Top 5 most OVERRATED dishes in Hong Kong

Mmmm, Hong Kong food. It is indeed delicious, varied, and plentiful. And you can get tons of awesome noms here. But there are some things where the hype is better than the bite. Read on:
 

Double Happiness Burger, Butchers Club

 

This made the Instagram rounds late last year and remains Butchers Club’s top talk piece: “double dry-aged beef, double American cheese, double maple-glazed bacon, caramelised onion mayo, stacked between two toasted grilled cheese rolls.” 

Okay, wow, that sounds good. Plus the food at Butchers Club is REALLY GOOD. But the Double Happiness Burger is not. You can’t fit it in your mouth so you’re basically squeezing a fffat sandwich until all the oil flows onto your face and then gnawing weirdly at the sides. Unless you have a Julia Roberts mouth, just order two burgers and check that ego. 
 


 

Crispy Bun Served with Sweet Condensed Milk, Tsui Wah

 

A classic Hong Kong snack. Start with baked buns. Add thick butter and condensed milk. Crispy on the outside, soft on the inside. What’s not to love? 

Hmmm: everything. You’re basically carb-loading with a giant thick sandwich half with a weird salty-sweet taste. It’s like, I want something savoury since I’m hungry for dinner but something sweet for dessert. Let’s mix half a club sandwich and half a jar of sugar together. Maybe after we can have some spaghetti and donuts!
 


 

KFC, Yardbird

 

I like Yardbird. I like its meatballs. I like its chicken wings. I like its beers. I like the cool servers with tattoos. I don’t like its KFC (Korean Fried Cauliflower), despite people constantly ordering it. 

Basically, they take cauliflower and fry it in something (breading I guess?), then put sesame seeds on top of it. The cauliflower can turn out okay, or it can turn out mushy, or it can turn out so hot that if you take a bite the lining of your mouth will flake off. You’ve basically ordered a wild card with too much sauce and 500 calories of I-forgot-what-I-ate-since-it-wasn’t-memorable. Try the chicken wings. Now that’s a dish.
 


 

Szechuan Fried Chicken Bao, Little Bao

 

 

Dude, what happened, Little Bao? You were my favourite new restaurant in Hong Kong, one of the few places I actually queued for, hung out, Bao’d and took shots. We were like the first IKEA scene in “500 Days of Summer”, but now it’s the “why are all our faucets broken?” awkward moment. You kind of have to have seen the film.

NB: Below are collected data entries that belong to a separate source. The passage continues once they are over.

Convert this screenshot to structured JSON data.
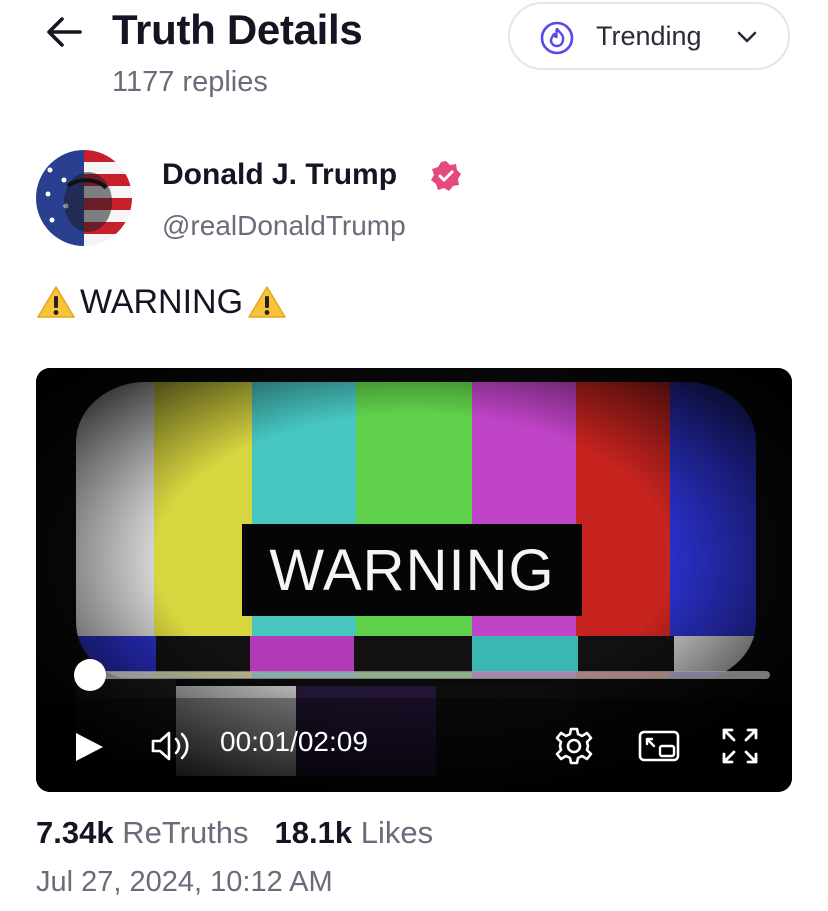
{
  "header": {
    "title": "Truth Details",
    "replies": "1177 replies"
  },
  "sort": {
    "label": "Trending",
    "icon": "flame-icon",
    "accent": "#5448ee"
  },
  "post": {
    "author_name": "Donald J. Trump",
    "author_handle": "@realDonaldTrump",
    "verified_color": "#e44a7c",
    "text_prefix_icon": "warning-icon",
    "text": "WARNING",
    "text_suffix_icon": "warning-icon",
    "video": {
      "caption": "WARNING",
      "current_time": "00:01",
      "separator": "/",
      "duration": "02:09",
      "progress": 0.008
    },
    "retruths_count": "7.34k",
    "retruths_label": "ReTruths",
    "likes_count": "18.1k",
    "likes_label": "Likes",
    "timestamp": "Jul 27, 2024, 10:12 AM"
  }
}
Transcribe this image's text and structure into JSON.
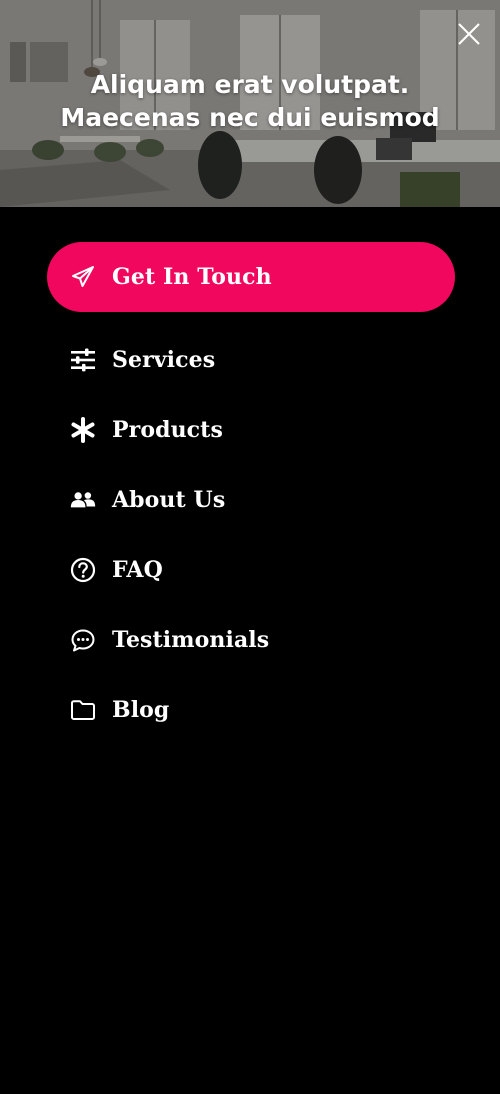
{
  "hero": {
    "title": "Aliquam erat volutpat. Maecenas nec dui euismod"
  },
  "close": {
    "icon": "close-icon"
  },
  "cta": {
    "label": "Get In Touch",
    "icon": "paper-plane-icon",
    "color": "#f2075f"
  },
  "menu": {
    "items": [
      {
        "label": "Services",
        "icon": "sliders-icon"
      },
      {
        "label": "Products",
        "icon": "asterisk-icon"
      },
      {
        "label": "About Us",
        "icon": "users-icon"
      },
      {
        "label": "FAQ",
        "icon": "question-circle-icon"
      },
      {
        "label": "Testimonials",
        "icon": "comment-dots-icon"
      },
      {
        "label": "Blog",
        "icon": "folder-icon"
      }
    ]
  }
}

The Szechuan Chicken Bao was my favourite but now it’s an exercise in oil, and after you finish you’re like, “whoa whoa whoa what happened?”. I hope you guys come back better and stronger because you have a solid concept and the servers and chefs are lovely. And if and when that happens I’ll be 100 percent back in again.
 


 

Steamed Chinese Fish, everywhere

 

Photo: snowpea&bokchoi via Flickr

Tonight I’d like to eat some seafood, preferably cooked simply and in soy sauce. Did I also mention that my goal is to disgustingly spit out (or almost as disgustingly pick out of my teeth) as many bones as possible? 

What if we do it at a large banquet with lots of friends? Can I spit into a napkin at the table over and over again then? Ok, great. There’s nothing better than the soft taste of fish mixed with the constant fear that you’re going to swallow a bone and have it stuck in your throat for days.